Sächsische Staatsoper schließt zweite »Ring«-Aufführung ab

Endzeitstimmung in Dresden – nach der »Götterdämmerung« fiel am Freitag der (vorerst) letzte Vorhang. Zweimal hatten Christian Thielemann und sein Orchester mit einem erlesenen Ensemble und dem Sächsischen Staatsopernchor im Januar und Februar Richard Wagners »Der Ring des Nibelungen« aufgeführt. Gleichzeitig emotional aufwühlend und tief berührend wurde die Geschichte von Neuanfang und Ende erzählt – und warf die immer gleichen Fragen auf. Kann etwas glücklich geraten, wenn schon das »Startkapital« auf unrechtem Wege erlangt wird? Und ist das Ende nun ein Untergang oder nur die Vorstufe für einen neuen Zyklus? (Wirkt das Feuer in Walhall wie eine Reinigung, nach der dann, später einmal …?)

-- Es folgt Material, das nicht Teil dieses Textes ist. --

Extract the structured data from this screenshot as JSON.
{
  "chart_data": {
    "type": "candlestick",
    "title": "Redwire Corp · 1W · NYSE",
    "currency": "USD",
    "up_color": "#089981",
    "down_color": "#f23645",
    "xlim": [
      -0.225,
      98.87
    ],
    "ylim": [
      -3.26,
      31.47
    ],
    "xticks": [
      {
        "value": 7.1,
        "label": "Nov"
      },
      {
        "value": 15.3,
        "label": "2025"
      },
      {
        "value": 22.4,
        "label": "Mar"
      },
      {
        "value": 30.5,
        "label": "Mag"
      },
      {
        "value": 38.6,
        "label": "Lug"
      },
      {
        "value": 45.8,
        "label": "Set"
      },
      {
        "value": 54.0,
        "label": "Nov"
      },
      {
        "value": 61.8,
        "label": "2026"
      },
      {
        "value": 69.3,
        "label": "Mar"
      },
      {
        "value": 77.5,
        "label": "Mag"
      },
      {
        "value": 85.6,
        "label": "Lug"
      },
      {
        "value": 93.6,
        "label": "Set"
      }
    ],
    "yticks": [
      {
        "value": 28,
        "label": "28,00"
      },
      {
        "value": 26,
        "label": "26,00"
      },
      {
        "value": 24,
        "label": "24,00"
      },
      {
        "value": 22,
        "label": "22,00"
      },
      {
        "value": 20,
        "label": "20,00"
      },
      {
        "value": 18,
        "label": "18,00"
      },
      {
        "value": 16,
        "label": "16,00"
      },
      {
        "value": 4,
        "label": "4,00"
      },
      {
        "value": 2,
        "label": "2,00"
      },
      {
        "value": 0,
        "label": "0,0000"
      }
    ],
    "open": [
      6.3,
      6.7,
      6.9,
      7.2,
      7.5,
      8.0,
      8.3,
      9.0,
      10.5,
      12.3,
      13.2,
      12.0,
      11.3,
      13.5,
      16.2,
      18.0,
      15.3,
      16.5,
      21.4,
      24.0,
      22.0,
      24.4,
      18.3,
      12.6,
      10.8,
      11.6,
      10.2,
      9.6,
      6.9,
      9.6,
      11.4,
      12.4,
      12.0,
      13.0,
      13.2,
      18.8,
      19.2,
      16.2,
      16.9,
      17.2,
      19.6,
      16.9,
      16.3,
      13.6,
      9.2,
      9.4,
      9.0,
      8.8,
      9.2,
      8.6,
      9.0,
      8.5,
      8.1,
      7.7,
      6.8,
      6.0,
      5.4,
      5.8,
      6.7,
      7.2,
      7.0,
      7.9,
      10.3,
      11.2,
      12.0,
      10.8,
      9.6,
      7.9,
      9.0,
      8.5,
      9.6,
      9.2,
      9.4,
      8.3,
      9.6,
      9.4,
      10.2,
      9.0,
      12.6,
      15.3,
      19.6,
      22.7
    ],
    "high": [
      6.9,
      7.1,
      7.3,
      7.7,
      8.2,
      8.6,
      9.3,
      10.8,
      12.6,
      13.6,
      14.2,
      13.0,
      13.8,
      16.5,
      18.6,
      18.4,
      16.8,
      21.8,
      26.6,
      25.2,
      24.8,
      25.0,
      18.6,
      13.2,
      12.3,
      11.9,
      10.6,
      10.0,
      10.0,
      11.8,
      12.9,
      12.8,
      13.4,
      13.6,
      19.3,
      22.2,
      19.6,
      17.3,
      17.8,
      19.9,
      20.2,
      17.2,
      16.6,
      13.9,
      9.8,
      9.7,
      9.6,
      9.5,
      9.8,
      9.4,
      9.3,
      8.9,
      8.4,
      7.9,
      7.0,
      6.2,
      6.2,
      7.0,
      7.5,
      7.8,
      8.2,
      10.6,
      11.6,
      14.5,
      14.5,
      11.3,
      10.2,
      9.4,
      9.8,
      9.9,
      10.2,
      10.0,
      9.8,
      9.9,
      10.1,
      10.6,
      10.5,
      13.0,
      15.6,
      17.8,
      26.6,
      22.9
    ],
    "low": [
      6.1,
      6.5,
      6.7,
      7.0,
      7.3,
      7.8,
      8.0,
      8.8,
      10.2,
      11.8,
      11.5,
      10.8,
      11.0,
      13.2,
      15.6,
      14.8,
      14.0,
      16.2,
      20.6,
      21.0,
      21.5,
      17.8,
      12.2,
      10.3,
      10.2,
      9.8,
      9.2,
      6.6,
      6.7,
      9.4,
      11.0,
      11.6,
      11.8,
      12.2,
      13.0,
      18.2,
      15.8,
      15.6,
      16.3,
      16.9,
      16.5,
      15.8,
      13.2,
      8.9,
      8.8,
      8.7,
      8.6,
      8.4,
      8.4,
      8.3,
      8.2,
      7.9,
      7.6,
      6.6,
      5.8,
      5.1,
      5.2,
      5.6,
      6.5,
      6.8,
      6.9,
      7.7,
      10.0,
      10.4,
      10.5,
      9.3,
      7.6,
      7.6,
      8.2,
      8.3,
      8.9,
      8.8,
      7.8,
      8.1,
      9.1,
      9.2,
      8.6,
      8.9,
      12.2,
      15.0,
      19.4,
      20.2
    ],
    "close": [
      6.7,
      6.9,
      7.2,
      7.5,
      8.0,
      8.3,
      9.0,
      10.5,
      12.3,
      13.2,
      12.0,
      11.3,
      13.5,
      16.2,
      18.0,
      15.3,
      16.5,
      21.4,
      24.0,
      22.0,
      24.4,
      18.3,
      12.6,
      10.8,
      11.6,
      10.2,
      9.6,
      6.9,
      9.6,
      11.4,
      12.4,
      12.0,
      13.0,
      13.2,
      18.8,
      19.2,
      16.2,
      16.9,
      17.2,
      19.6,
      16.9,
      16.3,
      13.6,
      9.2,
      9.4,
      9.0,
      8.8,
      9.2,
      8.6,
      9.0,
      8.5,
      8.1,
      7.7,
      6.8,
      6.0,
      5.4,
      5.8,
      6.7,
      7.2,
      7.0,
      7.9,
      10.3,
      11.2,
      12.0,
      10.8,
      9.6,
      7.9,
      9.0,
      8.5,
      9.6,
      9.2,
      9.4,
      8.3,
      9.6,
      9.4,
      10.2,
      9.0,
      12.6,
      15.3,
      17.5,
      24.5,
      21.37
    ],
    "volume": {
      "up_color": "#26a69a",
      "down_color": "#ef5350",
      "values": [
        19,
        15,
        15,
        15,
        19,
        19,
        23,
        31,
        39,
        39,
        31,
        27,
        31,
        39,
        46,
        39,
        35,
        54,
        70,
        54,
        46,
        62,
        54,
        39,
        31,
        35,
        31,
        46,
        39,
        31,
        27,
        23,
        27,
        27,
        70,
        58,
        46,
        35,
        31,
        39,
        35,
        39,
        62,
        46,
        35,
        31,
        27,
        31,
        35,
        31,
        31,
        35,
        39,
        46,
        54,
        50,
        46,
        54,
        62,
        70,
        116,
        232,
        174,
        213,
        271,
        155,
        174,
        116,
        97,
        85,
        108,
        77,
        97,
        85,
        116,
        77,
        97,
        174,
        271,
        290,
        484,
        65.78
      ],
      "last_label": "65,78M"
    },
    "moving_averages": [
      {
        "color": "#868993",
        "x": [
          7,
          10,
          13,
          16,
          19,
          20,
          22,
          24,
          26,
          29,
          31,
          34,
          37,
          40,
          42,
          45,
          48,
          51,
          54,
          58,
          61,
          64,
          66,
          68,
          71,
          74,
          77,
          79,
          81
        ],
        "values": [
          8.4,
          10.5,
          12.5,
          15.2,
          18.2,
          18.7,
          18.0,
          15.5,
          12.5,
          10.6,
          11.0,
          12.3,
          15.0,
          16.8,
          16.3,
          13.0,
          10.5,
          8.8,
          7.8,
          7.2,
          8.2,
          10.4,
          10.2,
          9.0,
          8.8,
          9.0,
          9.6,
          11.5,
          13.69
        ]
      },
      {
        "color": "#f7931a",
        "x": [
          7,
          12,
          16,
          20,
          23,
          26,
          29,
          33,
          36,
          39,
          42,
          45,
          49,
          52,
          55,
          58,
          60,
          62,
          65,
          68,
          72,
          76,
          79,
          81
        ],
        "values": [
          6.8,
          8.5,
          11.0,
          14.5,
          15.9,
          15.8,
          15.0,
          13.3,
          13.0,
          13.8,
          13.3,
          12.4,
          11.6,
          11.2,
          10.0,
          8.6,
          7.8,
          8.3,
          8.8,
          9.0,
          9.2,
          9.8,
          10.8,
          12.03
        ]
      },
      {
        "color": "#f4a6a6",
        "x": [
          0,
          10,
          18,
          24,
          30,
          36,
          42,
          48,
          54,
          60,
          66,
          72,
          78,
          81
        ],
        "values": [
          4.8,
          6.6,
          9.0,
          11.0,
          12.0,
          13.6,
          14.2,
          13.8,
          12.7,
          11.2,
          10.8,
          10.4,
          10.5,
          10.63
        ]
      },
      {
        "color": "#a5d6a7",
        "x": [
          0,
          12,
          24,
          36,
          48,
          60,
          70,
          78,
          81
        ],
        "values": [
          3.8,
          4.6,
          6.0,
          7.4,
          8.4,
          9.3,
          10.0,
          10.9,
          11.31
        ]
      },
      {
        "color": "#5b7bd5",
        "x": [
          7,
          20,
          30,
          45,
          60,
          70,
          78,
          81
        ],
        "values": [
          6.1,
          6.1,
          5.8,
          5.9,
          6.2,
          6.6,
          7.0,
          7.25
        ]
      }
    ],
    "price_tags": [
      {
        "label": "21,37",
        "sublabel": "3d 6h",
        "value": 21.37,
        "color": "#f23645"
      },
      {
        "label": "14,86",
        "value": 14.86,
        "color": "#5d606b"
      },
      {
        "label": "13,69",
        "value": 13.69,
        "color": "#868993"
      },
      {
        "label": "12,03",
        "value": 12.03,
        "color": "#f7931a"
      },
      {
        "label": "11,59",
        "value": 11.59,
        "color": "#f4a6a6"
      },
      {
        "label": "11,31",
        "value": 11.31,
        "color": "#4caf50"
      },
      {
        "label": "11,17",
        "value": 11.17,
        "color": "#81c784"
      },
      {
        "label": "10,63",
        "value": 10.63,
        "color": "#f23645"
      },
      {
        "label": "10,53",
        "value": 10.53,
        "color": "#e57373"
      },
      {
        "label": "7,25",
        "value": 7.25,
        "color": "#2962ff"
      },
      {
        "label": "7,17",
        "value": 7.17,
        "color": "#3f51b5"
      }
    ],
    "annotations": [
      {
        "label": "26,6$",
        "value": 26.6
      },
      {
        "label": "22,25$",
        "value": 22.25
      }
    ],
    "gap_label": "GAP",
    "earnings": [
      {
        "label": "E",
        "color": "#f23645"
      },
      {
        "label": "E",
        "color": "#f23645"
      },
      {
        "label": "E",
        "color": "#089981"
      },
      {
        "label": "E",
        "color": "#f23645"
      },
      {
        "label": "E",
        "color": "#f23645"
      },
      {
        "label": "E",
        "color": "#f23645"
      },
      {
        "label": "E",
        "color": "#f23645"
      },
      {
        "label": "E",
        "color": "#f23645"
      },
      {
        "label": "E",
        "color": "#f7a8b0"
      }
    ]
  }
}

Das »später einmal« war eines der vielbesprochenen Themen in diesen Tagen. Und manche spürten eine Endzeitstimmung schon mitten im Hoch der Aufführungen. Dabei sollte man sich wirklich hüten – die Unzuverlässigkeit der Prophetie wächst bekanntlich, je weiter man in die Zukunft zu blicken versucht. Tatsächlich einen »Schluß« machte nur Waltraud Meier (Waltraute), die – nach Ansage – ihren Bühnenabschied mit Wagner nahm und von Christian Thielemann bzw. der Sächsischen Staatskapelle innig umfangen wurde. Die Waltrauten-Szene gehörte zu jenen Passagen, in denen der Kapellchef seine sagenhafte Flexibilität und sein Ohrenmaß dazu nutzte, sich auf Sänger einzustellen, das Orchester einmal »zurückzufahren«. Meiers anfangs leicht herber Klang ist einerseits charakteristisch (und erinnerte den Rezensenten unvermittelt an ihre Bayreuther Ortrud), fügte aber nicht nur der Figur, sondern der Szene eine Nuance Unwägbarkeit und Schatten hinzu – Brünnhildes (Ricarda Merbeth) Euphorie, wiewohl ungebrochen, wird das Schicksal nicht mehr wenden können … Waltraud Meier ist nach wie vor wandelbar – Waltraute, die Brünnhilde beeinflussen, ihr ausreden will, der Leidenschaft zu folgen (»Wehre der Wallung, achtsam höre mich an!«), verlor mehr und mehr herben Beiklang und kleidete ihr Mahnen und Flehen in ein lyrisches Gewand. Daß sich beide in ihren Gewändern – gleichermaßen im Bühnenbild (Wolfgang Gussmann, Frauke Schernau) – in rot und schwarz begegneten, den Farben des Skorpions, trug zum Reiz der Inszenierung bei, denn es ist eines jener Merkmale, die Emotionen verdichten und eine Symbolik aufgreifen, ohne daß diese (lästig) aufgesetzt und kommentierend wirkt.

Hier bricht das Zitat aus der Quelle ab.